Celle du barbier, plus luxueuse, est fermée d’un rideau en filet qui
laisse voir l’intérieur. Au fond, une glace à cadre sculpté, du plus pur
style Louis XV et que je marchanderai un de ces jours. Le long des murs,
des rasoirs en panoplie, des miroirs nacrés, des plats à barbe en
cuivre, et,--détail qui renverse mes idées à l’endroit de l’horreur que
tout bon musulman est censé avoir pour l’imitation de la figure
humaine,--quelques gravures d’un Épinal évidemment asiatique ou
africain, représentant des soldats turcs et des sultanes à cheval. Tout
autour, des bancs où les clients attendent, tandis que dans le grand
fauteuil du milieu un gamin de huit ans est en train de se faire raser
la tête.

Un café! mais nous n’y boirons point; il faut respecter le Ramadan.

                   *       *       *       *       *

J’aurais plutôt envie d’entrer, tant l’aspect est engageant, dans cette
mosquée minuscule qui se compose d’un dôme blanc posé sur un cube comme
la moitié d’une orange sur un pavé. Une terrasse triangulaire s’en
détache et porte à sa pointe un minaret léger en forme de campanile. Ce
doit être un tableau bien oriental à la tombée du jour, quand le muezzin
apparaît entre ces huit colonnettes blanches.

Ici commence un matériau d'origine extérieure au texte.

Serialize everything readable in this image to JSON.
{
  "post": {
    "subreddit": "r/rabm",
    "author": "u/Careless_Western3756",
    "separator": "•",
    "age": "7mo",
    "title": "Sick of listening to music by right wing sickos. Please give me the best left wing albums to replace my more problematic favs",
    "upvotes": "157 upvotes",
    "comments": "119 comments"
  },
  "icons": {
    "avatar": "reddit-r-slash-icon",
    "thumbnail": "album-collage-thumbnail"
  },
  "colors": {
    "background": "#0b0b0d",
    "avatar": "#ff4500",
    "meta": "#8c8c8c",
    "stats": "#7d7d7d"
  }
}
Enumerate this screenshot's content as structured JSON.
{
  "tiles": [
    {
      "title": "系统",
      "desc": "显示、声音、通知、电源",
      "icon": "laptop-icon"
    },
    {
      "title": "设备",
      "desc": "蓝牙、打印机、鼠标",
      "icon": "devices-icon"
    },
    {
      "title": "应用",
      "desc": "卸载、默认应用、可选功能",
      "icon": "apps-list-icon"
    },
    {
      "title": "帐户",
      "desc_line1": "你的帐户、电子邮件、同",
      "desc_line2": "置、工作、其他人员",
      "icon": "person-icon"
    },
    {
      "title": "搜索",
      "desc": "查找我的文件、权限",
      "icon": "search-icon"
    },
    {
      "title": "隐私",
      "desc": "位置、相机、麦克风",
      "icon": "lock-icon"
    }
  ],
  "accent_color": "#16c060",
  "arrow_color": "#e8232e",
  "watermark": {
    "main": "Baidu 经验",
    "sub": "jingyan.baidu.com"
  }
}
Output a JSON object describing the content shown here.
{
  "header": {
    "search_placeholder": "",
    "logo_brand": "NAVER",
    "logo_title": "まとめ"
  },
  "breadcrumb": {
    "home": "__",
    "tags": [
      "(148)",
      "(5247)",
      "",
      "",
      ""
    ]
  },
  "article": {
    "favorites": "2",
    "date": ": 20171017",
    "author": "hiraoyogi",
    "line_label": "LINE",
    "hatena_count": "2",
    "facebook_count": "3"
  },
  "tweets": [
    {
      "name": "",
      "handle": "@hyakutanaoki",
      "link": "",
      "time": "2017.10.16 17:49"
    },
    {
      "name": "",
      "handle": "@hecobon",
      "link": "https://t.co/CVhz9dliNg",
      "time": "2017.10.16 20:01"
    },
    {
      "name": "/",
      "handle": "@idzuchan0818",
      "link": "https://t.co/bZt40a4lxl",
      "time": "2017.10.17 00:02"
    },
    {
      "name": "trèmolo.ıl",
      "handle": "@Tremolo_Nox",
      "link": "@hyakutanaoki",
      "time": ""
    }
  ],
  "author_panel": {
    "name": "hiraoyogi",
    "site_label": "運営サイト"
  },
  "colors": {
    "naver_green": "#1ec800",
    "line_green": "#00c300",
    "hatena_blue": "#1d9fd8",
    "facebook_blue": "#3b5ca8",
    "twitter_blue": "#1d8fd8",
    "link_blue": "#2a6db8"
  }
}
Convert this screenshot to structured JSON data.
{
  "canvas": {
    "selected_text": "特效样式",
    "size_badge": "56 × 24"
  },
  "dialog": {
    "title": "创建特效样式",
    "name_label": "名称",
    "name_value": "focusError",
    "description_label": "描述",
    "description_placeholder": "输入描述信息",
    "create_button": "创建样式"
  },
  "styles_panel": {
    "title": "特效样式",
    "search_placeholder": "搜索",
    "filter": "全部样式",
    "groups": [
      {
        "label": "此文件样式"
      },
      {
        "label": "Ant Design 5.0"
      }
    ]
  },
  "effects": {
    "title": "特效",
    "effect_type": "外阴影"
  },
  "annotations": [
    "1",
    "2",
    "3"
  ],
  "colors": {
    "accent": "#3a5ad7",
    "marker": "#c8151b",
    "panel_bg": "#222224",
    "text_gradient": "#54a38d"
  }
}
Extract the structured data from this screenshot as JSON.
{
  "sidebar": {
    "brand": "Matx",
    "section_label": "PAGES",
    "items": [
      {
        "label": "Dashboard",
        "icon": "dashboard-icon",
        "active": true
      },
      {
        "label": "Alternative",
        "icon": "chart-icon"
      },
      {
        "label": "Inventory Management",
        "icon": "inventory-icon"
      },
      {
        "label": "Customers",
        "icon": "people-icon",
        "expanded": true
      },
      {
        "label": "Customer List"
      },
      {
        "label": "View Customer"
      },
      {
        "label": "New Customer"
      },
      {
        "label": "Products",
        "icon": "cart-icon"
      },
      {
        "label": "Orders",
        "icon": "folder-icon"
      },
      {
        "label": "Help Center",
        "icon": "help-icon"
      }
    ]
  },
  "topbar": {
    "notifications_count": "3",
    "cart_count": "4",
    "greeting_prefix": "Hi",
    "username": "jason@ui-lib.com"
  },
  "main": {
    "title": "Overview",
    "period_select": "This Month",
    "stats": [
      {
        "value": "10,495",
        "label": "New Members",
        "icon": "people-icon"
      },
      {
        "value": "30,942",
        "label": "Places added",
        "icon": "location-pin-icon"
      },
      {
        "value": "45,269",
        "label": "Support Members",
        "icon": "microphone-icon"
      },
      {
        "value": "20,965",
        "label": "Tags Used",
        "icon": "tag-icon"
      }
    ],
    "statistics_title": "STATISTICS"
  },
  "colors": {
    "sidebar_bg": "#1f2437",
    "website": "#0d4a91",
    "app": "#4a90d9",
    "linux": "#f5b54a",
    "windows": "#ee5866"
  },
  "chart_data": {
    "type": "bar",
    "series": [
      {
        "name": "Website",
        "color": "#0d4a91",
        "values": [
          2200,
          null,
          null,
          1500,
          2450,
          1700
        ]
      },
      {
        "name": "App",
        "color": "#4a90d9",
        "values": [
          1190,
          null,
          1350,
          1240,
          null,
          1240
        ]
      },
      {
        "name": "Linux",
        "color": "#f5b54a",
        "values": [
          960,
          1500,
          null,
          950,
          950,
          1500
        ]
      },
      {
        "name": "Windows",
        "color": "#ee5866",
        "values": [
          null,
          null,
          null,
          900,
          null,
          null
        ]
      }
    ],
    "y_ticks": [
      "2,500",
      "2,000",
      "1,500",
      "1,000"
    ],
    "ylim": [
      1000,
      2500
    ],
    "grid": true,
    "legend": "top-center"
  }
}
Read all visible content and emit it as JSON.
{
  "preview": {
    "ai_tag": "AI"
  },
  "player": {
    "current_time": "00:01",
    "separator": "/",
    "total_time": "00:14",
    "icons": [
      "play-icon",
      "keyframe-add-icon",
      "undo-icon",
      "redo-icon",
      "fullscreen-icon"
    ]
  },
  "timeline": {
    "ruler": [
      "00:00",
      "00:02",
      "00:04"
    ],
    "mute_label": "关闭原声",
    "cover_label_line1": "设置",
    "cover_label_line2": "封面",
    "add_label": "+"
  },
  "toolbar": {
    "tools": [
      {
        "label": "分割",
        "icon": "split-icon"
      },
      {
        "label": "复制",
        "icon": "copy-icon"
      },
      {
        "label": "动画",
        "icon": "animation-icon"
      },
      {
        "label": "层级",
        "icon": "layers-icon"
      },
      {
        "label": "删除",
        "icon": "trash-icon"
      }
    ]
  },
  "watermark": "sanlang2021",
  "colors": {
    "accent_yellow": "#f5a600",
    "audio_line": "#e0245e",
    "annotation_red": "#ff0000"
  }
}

Pas bien loin de là, car autour des souks les endroits consacrés
abondent, une porte s’ouvre dans une haute muraille bleu de ciel, ornée,
en violente et barbare peinture, de fleurs fantasques au milieu
desquelles on voit un lion rouge portant le drapeau rouge et vert entre
ses pattes. C’est la chapelle du protecteur de l’endroit, un «sidi»
quelconque qui fait des miracles. Sur le seuil que le soleil brûle, un
grand jeune homme en pagne brun, pieds et jambes nus, avec un restant de
calotte usée pour seule coiffure, se tient immobile, regardant devant
lui d’un regard vague qui ne daigne même pas s’arrêter sur nous. Il
aura, me dit-on, fait un mauvais coup, tué ou volé; mais la porte du
marabout est lieu de refuge, et les soldats du bey ne se hasarderaient
pas à l’arrêter là.

Est-ce vrai? Dans le gâchis de juridictions qui caractérise la Tunisie,
le fait n’aurait rien d’étonnant. J’ai bien vu hier un autre Arabe,
ancien assassin et pour le quart d’heure accusé de vol, dormir, dans
l’attente de temps meilleurs, roulé dans son manteau, sur le paillasson
d’un consul européen qui le «protége».




AU HASARD DES RUES


J’essaye un peu chaque jour de prendre l’hygiénique habitude de la
sieste.

Mais toute cette après-midi, sous mes fenêtres, des camionneurs
indigènes ont chargé de barils d’huile leurs charrettes courtes qu’ils
appellent des arabas.

Sans compter l’odeur âcre et rance s’infiltrant à travers les lames des
jalousies, c’est un vacarme à rendre fou. Qui donc inventa l’Orient
silencieux? Pour un rien, cheval qui s’ébroue, barrique mal équilibrée
qui roule, les gens d’ici ont la rage de brailler; le tout d’un accent
étrange, guttural et dur comme si un peu de carthaginois leur était
resté dans la gorge. A la saison de l’huile, c’est pire encore: Sousse
ruisselante, assourdie de cris, encombrée de chameaux, d’ânes et de
véhicules chargés d’outres, devient pour deux mois inhabitable.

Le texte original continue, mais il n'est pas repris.